Pero no, y vos seguís jugando. Como si tuviéramos quince años y todo el tiempo del mundo. Me gustás, me gustas demasiado y lo sabés -esa no era la confesión-, pero no sé cuánto tiempo pueda seguir jugando sin que mis emociones salgan perjudicadas. Ya te dije: soy transparente, esto es lo que soy, no hay nada diferente adentro ni detrás. Lástima que nunca pueda obtener lo mismo a cambio.

Y entonces la confesión vendría siendo esta:

ya va siendo hora de decirte adiós.

No es una petición, dice.

Es un castigo.

Y lo acepto. 


jueves, 24 de mayo de 2012

Capítulo 31

Si de verdad vinieras, vinieras algún día, no te dejaría salir nunca. Nos encerraríamos cuatro, ocho, diez horas y haríamos el amor cinco, diez, quince veces. Llegaría despacio con besos suaves, pausados, medidos; sintiendo las respiraciones... Te robaría el aliento. Después te buscaría la lengua, después te mordería los labios, a vos te daría por olerme cada rincón, yo, repetiría secretos impronunciables detrás de tus orejas.

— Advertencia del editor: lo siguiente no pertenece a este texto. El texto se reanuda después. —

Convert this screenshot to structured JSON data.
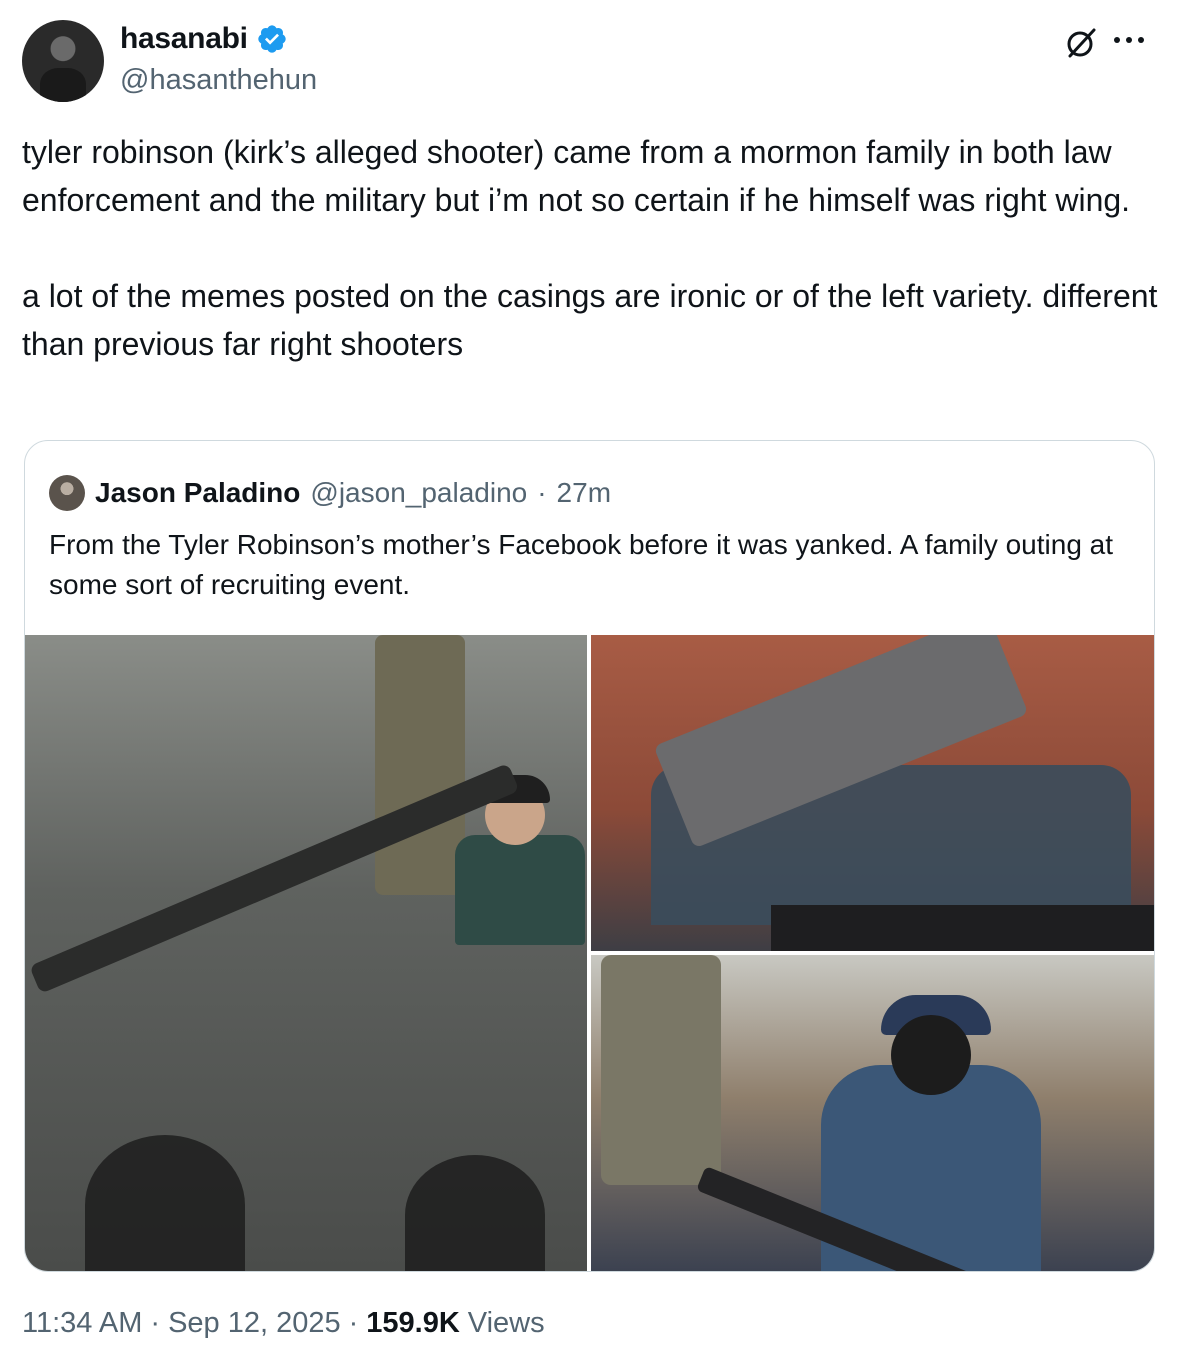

Escribiríamos una novela de treinta capítulos en nuestros cuerpos, con letras pequeñas, saliva, puntos, comas, tantos signos de admiración como fueran posibles, muchos puntos suspensivos por aquí y por allá y comillas y todos los signos que quisieras... Con sus pausas, emociones, delirios y significados.

Luego escribiría un post como este, porque te amenazaría con hacerlo. Te diría que iba a poner tu nombre y vos me dirías "dale".

Y lo escribiría pensando en las comas y los puntos, las diéresis y todo eso. Lo escribiría pensando ya en el capítulo 31.